Un annuaire genevois
S'agissant de l'historique des entreprises «pollueurs par comportement», tous les cantons ne remontent pas non plus aussi loin que les cantons de Genève et de Neuchâtel, qui investiguent les activités industrielles jusqu'à la moitié du XIXe siècle. «Nous avons la chance de disposer de l'annuaire genevois de l'industrie, des bottins recensant l'activité et l'adresse des entreprises actives sur le territoire de 1860 à l'an 2000. C'est ce qui nous permet de remonter aussi loin dans la recherche des pollueurs par comportement», explique Alain Davit, chef du secteur sites pollués au Département genevois de la sécurité, de la police et de l'environnement. Sur 900 sites pollués, Genève a effectué 170?investigations historiques et rendu 270 décisions, donnant lieu à une trentaine de recours. La plupart des cantons romands se limitent à la moitié du XXe siècle.

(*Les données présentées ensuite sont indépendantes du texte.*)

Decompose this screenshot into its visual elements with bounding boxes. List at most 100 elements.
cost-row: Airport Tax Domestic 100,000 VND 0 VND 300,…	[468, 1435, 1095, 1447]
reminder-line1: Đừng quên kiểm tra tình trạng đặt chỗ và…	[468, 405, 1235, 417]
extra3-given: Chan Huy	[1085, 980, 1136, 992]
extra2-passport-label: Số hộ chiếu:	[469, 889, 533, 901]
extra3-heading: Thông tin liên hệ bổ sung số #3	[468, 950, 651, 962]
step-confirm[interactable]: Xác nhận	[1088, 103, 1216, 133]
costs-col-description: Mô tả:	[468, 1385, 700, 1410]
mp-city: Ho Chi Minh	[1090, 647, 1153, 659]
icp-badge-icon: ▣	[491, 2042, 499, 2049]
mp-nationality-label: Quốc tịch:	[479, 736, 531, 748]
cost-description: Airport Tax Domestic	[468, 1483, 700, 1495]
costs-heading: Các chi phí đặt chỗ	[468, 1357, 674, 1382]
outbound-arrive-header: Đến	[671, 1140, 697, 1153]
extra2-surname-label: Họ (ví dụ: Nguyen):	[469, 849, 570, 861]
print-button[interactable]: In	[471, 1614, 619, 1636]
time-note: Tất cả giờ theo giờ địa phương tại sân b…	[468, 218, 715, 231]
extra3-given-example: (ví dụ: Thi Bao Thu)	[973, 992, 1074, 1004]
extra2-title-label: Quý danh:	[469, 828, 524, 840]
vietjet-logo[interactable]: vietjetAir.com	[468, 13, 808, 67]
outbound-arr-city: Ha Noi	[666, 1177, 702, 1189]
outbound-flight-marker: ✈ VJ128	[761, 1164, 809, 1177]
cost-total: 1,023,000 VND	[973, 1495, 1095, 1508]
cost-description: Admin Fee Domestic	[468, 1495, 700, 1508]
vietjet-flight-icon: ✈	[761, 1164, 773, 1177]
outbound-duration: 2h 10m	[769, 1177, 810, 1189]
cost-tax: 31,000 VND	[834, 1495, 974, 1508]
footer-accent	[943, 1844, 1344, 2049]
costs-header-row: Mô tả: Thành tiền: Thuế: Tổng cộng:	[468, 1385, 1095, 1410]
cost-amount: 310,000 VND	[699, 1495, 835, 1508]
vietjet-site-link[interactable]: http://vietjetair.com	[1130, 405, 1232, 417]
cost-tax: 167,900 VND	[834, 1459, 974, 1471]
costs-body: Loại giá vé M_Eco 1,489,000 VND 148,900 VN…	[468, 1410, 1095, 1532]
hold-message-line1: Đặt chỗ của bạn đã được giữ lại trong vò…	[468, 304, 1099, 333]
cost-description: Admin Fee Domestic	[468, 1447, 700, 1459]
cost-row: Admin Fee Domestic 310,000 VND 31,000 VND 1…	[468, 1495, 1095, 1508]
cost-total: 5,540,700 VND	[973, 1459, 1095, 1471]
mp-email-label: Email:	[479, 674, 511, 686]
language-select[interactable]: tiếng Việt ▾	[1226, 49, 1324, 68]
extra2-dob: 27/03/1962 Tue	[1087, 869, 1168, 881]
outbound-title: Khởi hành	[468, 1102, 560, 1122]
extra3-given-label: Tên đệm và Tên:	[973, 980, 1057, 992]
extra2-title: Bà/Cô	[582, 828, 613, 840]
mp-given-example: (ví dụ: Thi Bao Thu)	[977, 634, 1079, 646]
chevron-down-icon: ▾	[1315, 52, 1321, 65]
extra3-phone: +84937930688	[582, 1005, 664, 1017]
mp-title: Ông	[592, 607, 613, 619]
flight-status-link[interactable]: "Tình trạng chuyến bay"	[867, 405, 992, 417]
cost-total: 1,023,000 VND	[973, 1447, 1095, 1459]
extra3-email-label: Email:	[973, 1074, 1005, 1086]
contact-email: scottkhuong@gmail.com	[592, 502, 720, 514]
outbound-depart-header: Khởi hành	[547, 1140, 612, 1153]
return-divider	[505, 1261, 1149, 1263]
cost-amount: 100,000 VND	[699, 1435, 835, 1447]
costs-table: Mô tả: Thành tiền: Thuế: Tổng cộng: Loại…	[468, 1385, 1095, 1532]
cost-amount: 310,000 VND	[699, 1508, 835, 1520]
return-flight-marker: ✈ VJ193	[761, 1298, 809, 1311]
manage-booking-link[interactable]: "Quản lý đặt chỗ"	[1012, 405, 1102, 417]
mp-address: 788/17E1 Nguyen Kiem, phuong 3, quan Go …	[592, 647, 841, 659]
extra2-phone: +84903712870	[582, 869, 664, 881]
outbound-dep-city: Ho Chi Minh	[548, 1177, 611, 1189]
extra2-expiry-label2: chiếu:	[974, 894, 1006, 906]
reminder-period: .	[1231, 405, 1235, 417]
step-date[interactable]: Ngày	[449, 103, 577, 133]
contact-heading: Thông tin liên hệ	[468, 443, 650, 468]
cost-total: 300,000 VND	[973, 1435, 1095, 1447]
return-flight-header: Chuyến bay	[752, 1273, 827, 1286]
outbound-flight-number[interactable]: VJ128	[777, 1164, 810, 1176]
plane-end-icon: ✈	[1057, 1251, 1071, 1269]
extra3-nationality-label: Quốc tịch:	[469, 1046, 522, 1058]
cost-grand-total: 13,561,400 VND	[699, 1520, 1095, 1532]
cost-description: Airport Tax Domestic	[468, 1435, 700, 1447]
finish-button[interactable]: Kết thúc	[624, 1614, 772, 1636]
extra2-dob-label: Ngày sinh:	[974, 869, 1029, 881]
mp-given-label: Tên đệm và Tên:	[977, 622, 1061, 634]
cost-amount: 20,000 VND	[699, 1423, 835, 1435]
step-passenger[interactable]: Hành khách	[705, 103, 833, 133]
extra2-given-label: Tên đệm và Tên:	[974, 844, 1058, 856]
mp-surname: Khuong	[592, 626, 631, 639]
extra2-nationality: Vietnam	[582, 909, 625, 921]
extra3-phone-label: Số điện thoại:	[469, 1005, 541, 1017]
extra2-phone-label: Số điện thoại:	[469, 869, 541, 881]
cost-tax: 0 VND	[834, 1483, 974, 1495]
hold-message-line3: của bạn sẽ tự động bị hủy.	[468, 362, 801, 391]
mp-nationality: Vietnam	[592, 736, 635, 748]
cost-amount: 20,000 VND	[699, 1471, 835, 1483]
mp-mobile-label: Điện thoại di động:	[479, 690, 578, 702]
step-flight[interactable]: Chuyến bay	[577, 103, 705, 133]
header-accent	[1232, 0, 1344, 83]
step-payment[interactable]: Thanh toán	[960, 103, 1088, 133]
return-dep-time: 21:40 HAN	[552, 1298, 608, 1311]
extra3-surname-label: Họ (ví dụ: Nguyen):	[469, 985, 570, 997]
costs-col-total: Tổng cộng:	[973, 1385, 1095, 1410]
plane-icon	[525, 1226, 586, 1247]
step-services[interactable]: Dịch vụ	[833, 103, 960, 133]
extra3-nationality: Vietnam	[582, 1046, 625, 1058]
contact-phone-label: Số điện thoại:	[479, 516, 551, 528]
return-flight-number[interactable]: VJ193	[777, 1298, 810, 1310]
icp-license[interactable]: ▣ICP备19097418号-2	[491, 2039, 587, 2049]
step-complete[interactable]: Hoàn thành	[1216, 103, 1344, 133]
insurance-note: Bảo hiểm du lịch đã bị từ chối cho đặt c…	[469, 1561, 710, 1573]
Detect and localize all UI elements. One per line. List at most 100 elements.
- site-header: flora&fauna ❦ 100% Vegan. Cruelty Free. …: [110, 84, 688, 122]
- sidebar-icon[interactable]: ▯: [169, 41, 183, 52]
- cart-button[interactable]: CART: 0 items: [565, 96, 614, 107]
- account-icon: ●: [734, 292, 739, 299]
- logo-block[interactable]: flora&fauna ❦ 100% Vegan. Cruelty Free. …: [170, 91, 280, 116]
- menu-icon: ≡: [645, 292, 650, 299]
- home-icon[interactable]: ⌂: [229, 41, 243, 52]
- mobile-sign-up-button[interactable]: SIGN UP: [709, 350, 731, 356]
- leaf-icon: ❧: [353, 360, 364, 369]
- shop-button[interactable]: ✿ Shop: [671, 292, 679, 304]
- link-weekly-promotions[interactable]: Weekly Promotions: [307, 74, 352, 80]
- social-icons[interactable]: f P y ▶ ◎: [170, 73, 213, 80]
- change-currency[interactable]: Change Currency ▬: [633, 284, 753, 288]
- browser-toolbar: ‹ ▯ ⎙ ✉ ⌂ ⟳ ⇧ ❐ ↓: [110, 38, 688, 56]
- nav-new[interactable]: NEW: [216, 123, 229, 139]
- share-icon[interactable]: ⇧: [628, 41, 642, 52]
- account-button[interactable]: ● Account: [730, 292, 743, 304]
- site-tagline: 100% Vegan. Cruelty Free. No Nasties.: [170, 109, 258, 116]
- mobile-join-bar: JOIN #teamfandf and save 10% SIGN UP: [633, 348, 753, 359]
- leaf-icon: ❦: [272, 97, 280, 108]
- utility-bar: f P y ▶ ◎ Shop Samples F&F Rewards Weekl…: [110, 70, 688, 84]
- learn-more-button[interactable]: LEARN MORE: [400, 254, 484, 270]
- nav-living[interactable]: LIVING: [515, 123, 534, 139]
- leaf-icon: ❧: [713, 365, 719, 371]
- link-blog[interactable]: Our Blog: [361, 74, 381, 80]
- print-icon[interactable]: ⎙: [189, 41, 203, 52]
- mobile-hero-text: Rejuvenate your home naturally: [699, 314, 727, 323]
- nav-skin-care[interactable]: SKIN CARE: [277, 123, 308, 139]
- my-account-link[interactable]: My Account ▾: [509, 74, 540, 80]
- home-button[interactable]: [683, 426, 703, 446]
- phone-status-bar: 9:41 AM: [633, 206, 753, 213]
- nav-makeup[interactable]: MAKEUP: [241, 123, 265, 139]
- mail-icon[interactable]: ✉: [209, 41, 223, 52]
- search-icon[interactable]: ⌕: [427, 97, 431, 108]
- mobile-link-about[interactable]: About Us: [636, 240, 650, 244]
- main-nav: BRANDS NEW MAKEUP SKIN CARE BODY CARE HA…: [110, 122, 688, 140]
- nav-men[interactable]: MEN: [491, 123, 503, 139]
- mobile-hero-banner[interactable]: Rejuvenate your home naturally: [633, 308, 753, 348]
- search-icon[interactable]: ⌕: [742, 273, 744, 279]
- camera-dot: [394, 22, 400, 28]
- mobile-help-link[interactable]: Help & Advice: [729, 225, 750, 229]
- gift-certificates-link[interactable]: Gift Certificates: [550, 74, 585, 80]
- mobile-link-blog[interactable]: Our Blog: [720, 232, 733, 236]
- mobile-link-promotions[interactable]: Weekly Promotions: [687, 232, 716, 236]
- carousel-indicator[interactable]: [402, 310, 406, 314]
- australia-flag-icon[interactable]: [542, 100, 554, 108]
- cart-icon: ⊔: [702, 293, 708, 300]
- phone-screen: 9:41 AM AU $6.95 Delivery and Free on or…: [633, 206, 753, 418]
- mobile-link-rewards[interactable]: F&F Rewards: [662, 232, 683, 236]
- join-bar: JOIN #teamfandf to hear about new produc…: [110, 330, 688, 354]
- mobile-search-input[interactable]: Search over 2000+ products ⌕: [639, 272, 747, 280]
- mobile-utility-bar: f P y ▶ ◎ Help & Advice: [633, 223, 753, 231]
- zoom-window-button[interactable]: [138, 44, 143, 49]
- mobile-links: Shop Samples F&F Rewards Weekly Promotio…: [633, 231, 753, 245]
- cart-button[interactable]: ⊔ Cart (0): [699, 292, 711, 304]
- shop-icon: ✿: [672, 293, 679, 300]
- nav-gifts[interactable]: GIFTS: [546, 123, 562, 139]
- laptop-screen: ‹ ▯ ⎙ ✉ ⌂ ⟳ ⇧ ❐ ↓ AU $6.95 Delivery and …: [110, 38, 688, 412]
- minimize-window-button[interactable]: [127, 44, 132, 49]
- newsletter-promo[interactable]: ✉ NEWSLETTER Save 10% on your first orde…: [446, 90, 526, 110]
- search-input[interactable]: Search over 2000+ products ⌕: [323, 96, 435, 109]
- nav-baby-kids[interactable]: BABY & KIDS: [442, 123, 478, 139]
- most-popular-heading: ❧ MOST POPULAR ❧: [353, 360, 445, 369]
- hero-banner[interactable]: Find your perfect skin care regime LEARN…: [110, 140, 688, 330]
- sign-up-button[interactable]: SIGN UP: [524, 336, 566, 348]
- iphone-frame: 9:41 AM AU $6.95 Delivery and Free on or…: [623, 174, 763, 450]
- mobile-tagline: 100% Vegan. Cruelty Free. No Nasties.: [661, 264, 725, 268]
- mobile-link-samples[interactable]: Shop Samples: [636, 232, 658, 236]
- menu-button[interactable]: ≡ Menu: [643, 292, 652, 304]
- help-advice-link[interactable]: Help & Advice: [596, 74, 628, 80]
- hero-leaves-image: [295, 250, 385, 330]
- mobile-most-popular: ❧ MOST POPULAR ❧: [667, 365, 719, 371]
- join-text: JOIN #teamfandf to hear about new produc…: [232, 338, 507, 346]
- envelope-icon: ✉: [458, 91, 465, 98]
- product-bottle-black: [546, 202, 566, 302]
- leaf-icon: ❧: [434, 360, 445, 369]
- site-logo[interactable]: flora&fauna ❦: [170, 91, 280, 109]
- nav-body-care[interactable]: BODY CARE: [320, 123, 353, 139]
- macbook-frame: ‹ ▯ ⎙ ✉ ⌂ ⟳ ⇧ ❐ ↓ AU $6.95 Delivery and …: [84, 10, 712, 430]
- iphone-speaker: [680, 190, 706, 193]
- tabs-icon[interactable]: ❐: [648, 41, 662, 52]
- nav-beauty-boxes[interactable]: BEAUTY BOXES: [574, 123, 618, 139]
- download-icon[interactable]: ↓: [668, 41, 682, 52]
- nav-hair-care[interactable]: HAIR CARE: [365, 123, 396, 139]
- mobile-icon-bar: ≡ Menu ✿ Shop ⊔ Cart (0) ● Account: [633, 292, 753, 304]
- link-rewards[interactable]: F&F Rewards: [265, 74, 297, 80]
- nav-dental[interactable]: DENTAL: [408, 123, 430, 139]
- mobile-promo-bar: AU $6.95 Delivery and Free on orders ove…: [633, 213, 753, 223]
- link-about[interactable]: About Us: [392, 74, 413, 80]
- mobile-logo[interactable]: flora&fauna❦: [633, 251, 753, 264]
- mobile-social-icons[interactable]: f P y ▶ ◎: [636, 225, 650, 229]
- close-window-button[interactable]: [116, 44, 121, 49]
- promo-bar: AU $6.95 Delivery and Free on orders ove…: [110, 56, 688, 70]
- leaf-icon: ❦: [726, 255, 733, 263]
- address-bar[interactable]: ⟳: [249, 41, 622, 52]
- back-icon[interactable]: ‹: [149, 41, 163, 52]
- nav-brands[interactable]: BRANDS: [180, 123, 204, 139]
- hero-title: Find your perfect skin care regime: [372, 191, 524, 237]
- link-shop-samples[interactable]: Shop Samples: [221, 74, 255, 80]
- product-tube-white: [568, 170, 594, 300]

De plus en plus, le rôle des Services cantonaux de l'environnement est de prévenir tous nouveaux risques d'atteintes nuisibles ou incommodants du fait de la construction de nouveaux chantiers sur un site pollué. L'art. 3 de l'Osites exige qu'une telle construction ou transformation ne se fasse que si les sites ne nécessitent pas d'assainissement ou si le projet n'entrave pas l'assainissement ultérieur des sites. A Fribourg, l'art. 5 II de la loi fribourgeoise d'application sur les sites pollués, en vigueur depuis le 1er?janvier dernier, réclame en outre que la réalisation fasse l'objet d'une autorisation du Service de l'environnement.
Une jurisprudence encore rare
«Il existe très peu de jurisprudence du Tribunal cantonal (TC) vaudois sur la question des sites pollués, alors que la législation est en place depuis 1995. Je n'ai compté que dix arrêts rendus pour l'ensemble du canton de Vaud entre 1995 et 2011, alors que nous rendons près de 300 arrêts par an en droit des construction et de l'aménagement du territoire», constate Robert Zimmermann, juge à la Cour de droit administratif et public du TC vaudois. Cette jurisprudence peu nombreuse est cependant intéressante, traitant des risques d'atteinte aux eaux souterraines par le plomb déposé sur le terrain des stands de tir, de l'assainissement des décharges ou de problèmes liés aux autorisations de construire (recours du propriétaire contre des mesures lui étant imposées; voisins souhaitant empêcher une construction et invoquant la pollution du terrain; densification faisant apparaître l'existence de terrains pollués).
Un arrêt du Tribunal administratif bernois (VGE 100.2009.220 du 20.05.2010) a tranché la question de savoir ce qui se passe au cas où une société reprend, dans le cas d'une fusion, les droits et obligations d'une entreprise de textiles qui avait pollué un site de 1865 à 1995. Dans cette affaire, le tribunal a laissé ouverte la question de savoir si la qualité de perturbatrice par comportement passait à la société reprenant les droits et obligations en cas de fusion, dans la mesure où l'obligation de prise en charge des frais des mesures est de toute façon reprise.
Un autre arrêt du 29 novembre 2010 de la Chambre administrative du canton du Jura (ADM 20/2010=RJJ 2010 pp. 232-238) porte sur l'art. 32d LPE, qui règle la prise en charge des frais d'assainissement des sites pollués par des déchets. Une société qui avait occupé et pollué les lieux entre 1940 et 1948 contestait les frais d'assainissement mis à sa charge en invoquant la prescription, car sa dernière activité sur le site remontait à 62 ans. L'arrêt cité explique que, si l'obligation d'assainir ne se prescrit pas, il en va de même de l'obligation de financer ces mesures. En effet, en matière de biens de police (impliquant des dangers concrets pour l'être humain ou l'environnement), l'obligation de remise en état demeure aussi longtemps que le site n'a pas été assaini.